The authors analyze a wealth of data sources with information on inequality, leisure time, and life expectancy across countries and then compute welfare scores for 140 countries.

Global inequality may be worse than the GDP statistics suggest
2007 GDP per capita (left) and the authors' welfare measure (right) for 140 countries, both relative to the United States. Countries in Europe, especially eastern Europe, come out ahead thanks to high rates of leisure, longer life expectancies, and lower inequality. Oil-rich countries are penalized for low rates of consumption and high levels of inequality, while lower life expectancies hold back welfare in the AIDS-ravaged countries of southern Africa.
Source: author-supplied data from Jones and Klenow (2016)
 

Countries in Europe with relatively high life expectancies and leisure time look better in this light, with many welfare scores approaching 100. Developing countries that already rank pretty far down the GDP ladder tend to do even worse under the authors’ measure thanks to low life expectancy and greater inequality.

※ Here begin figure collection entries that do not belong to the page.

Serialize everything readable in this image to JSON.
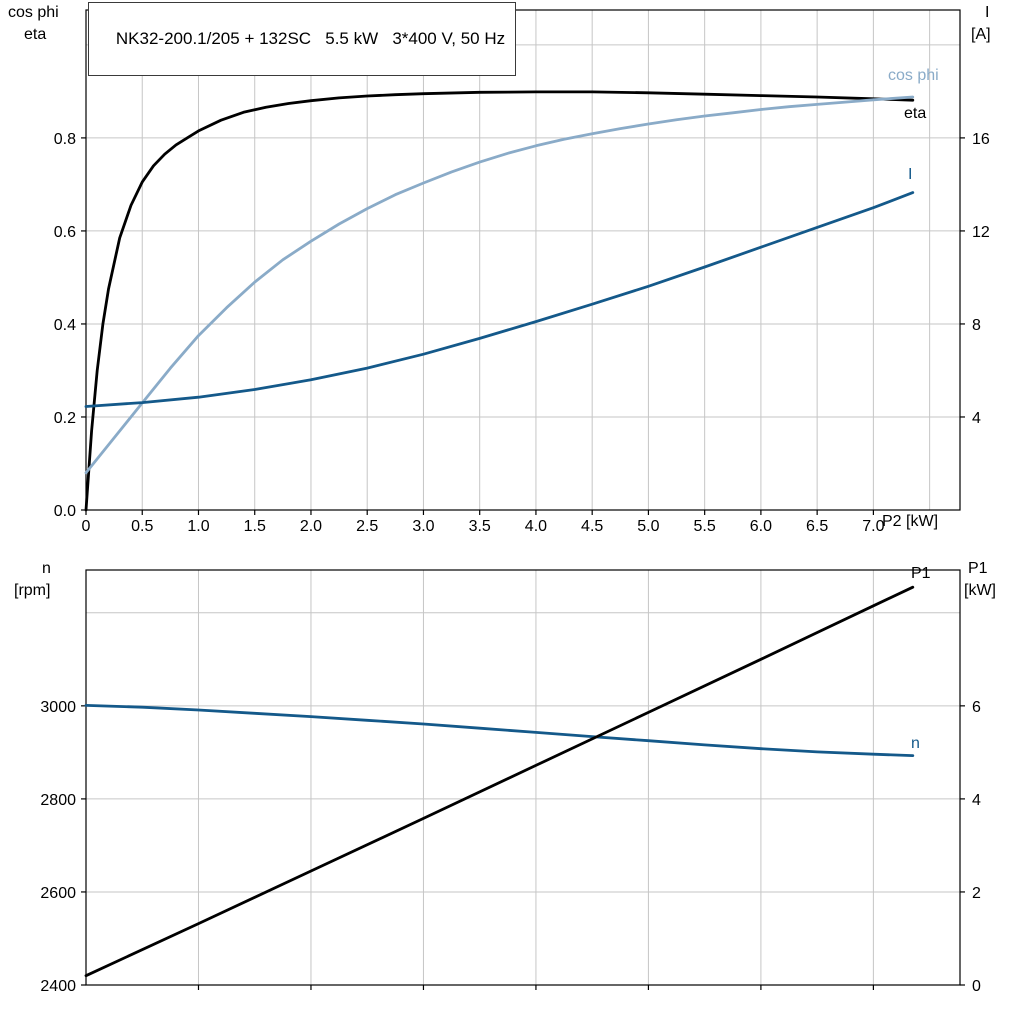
{
  "header": {
    "title": "NK32-200.1/205 + 132SC   5.5 kW   3*400 V, 50 Hz"
  },
  "colors": {
    "grid": "#c6c6c6",
    "axis": "#000000",
    "eta": "#000000",
    "cos_phi": "#8aabc8",
    "current": "#14598a",
    "speed": "#14598a",
    "p1": "#000000"
  },
  "chart_data": [
    {
      "type": "line",
      "title": "NK32-200.1/205 + 132SC   5.5 kW   3*400 V, 50 Hz",
      "axes": {
        "x": {
          "label": "P2 [kW]",
          "range": [
            0,
            7.77
          ],
          "ticks": [
            "0",
            "0.5",
            "1.0",
            "1.5",
            "2.0",
            "2.5",
            "3.0",
            "3.5",
            "4.0",
            "4.5",
            "5.0",
            "5.5",
            "6.0",
            "6.5",
            "7.0"
          ],
          "tick_values": [
            0,
            0.5,
            1.0,
            1.5,
            2.0,
            2.5,
            3.0,
            3.5,
            4.0,
            4.5,
            5.0,
            5.5,
            6.0,
            6.5,
            7.0
          ],
          "grid_values": [
            0.5,
            1.0,
            1.5,
            2.0,
            2.5,
            3.0,
            3.5,
            4.0,
            4.5,
            5.0,
            5.5,
            6.0,
            6.5,
            7.0,
            7.5
          ]
        },
        "left": {
          "labels": [
            "cos phi",
            "eta"
          ],
          "range": [
            0,
            1.075
          ],
          "ticks": [
            "0.0",
            "0.2",
            "0.4",
            "0.6",
            "0.8"
          ],
          "tick_values": [
            0,
            0.2,
            0.4,
            0.6,
            0.8
          ],
          "grid_values": [
            0.2,
            0.4,
            0.6,
            0.8,
            1.0
          ]
        },
        "right": {
          "labels": [
            "I",
            "[A]"
          ],
          "range": [
            0,
            21.5
          ],
          "ticks": [
            "4",
            "8",
            "12",
            "16"
          ],
          "tick_values": [
            4,
            8,
            12,
            16
          ]
        }
      },
      "series": [
        {
          "key": "eta",
          "label": "eta",
          "axis": "left",
          "color": "#000000",
          "x": [
            0,
            0.05,
            0.1,
            0.15,
            0.2,
            0.3,
            0.4,
            0.5,
            0.6,
            0.7,
            0.8,
            0.9,
            1.0,
            1.2,
            1.4,
            1.6,
            1.8,
            2.0,
            2.25,
            2.5,
            2.75,
            3.0,
            3.5,
            4.0,
            4.5,
            5.0,
            5.5,
            6.0,
            6.5,
            7.0,
            7.35
          ],
          "y": [
            0,
            0.17,
            0.3,
            0.4,
            0.475,
            0.585,
            0.655,
            0.705,
            0.74,
            0.765,
            0.785,
            0.8,
            0.815,
            0.838,
            0.855,
            0.866,
            0.874,
            0.88,
            0.886,
            0.89,
            0.893,
            0.895,
            0.898,
            0.899,
            0.899,
            0.897,
            0.894,
            0.891,
            0.888,
            0.884,
            0.881
          ]
        },
        {
          "key": "cos-phi",
          "label": "cos phi",
          "axis": "left",
          "color": "#8aabc8",
          "x": [
            0,
            0.25,
            0.5,
            0.75,
            1.0,
            1.25,
            1.5,
            1.75,
            2.0,
            2.25,
            2.5,
            2.75,
            3.0,
            3.25,
            3.5,
            3.75,
            4.0,
            4.25,
            4.5,
            4.75,
            5.0,
            5.25,
            5.5,
            5.75,
            6.0,
            6.25,
            6.5,
            6.75,
            7.0,
            7.35
          ],
          "y": [
            0.08,
            0.155,
            0.23,
            0.305,
            0.375,
            0.435,
            0.49,
            0.538,
            0.578,
            0.615,
            0.648,
            0.678,
            0.703,
            0.727,
            0.748,
            0.767,
            0.783,
            0.797,
            0.809,
            0.82,
            0.83,
            0.839,
            0.847,
            0.854,
            0.861,
            0.867,
            0.872,
            0.877,
            0.882,
            0.888
          ]
        },
        {
          "key": "current",
          "label": "I",
          "axis": "right",
          "color": "#14598a",
          "x": [
            0,
            0.5,
            1.0,
            1.5,
            2.0,
            2.5,
            3.0,
            3.5,
            4.0,
            4.5,
            5.0,
            5.5,
            6.0,
            6.5,
            7.0,
            7.35
          ],
          "y": [
            4.45,
            4.62,
            4.85,
            5.18,
            5.6,
            6.1,
            6.7,
            7.38,
            8.1,
            8.85,
            9.62,
            10.45,
            11.3,
            12.15,
            13.0,
            13.65
          ]
        }
      ]
    },
    {
      "type": "line",
      "axes": {
        "x": {
          "label": "",
          "range": [
            0,
            7.77
          ],
          "ticks": [],
          "tick_values": [
            1,
            2,
            3,
            4,
            5,
            6,
            7
          ],
          "grid_values": [
            1,
            2,
            3,
            4,
            5,
            6,
            7
          ]
        },
        "left": {
          "labels": [
            "n",
            "[rpm]"
          ],
          "range": [
            2400,
            3292
          ],
          "ticks": [
            "2400",
            "2600",
            "2800",
            "3000"
          ],
          "tick_values": [
            2400,
            2600,
            2800,
            3000
          ],
          "grid_values": [
            2600,
            2800,
            3000,
            3200
          ]
        },
        "right": {
          "labels": [
            "P1",
            "[kW]"
          ],
          "range": [
            0,
            8.92
          ],
          "ticks": [
            "0",
            "2",
            "4",
            "6"
          ],
          "tick_values": [
            0,
            2,
            4,
            6
          ]
        }
      },
      "series": [
        {
          "key": "speed",
          "label": "n",
          "axis": "left",
          "color": "#14598a",
          "x": [
            0,
            0.5,
            1,
            1.5,
            2,
            2.5,
            3,
            3.5,
            4,
            4.5,
            5,
            5.5,
            6,
            6.5,
            7,
            7.35
          ],
          "y": [
            3001,
            2997,
            2991,
            2984,
            2977,
            2969,
            2961,
            2952,
            2943,
            2934,
            2925,
            2916,
            2908,
            2901,
            2896,
            2893
          ]
        },
        {
          "key": "p1",
          "label": "P1",
          "axis": "right",
          "color": "#000000",
          "x": [
            0,
            1,
            2,
            3,
            4,
            5,
            6,
            7,
            7.35
          ],
          "y": [
            0.2,
            1.32,
            2.45,
            3.58,
            4.72,
            5.86,
            7.0,
            8.15,
            8.55
          ]
        }
      ]
    }
  ]
}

A few oil-rich states like Norway and Qatar invest more and spend less on consumption (essentially saving oil wealth for future generations), which means their GDP figures give an inflated sense of how much they get to consume.

This approach avoids some of the pitfalls of the mashup index because it relies on survey data from the U.S. on people’s actions and labor market decisions to tell us how much they value tradeoffs, like earning more money versus having more time off. It also builds on past research into the value of a statistical life to determine how people trade off longer lifespans for diminished income.

The major takeaway is that the world as a whole looks much more unequal under this measure --  some of the recent gains of countries in Africa and Latin America are tempered by the fact of low life expectancy, while the semi-rich countries of Europe (whose GDPs tend to lag significantly behind the U.S.) look pretty comparable when leisure time and inequality are considered.

It still doesn't consider other things that are important, like political repression or public safety (to the extent that these are not actually affecting life expectancy). As we can see from refugee flows around the world, those things matter a lot to wellbeing, too. The authors’ welfare index is an initial attempt at understanding cross-country comparison on a firmer theoretical footing.

"Beyond GDP? Welfare across Countries and Time” appears in the September 2016 issue of the American Economic Review.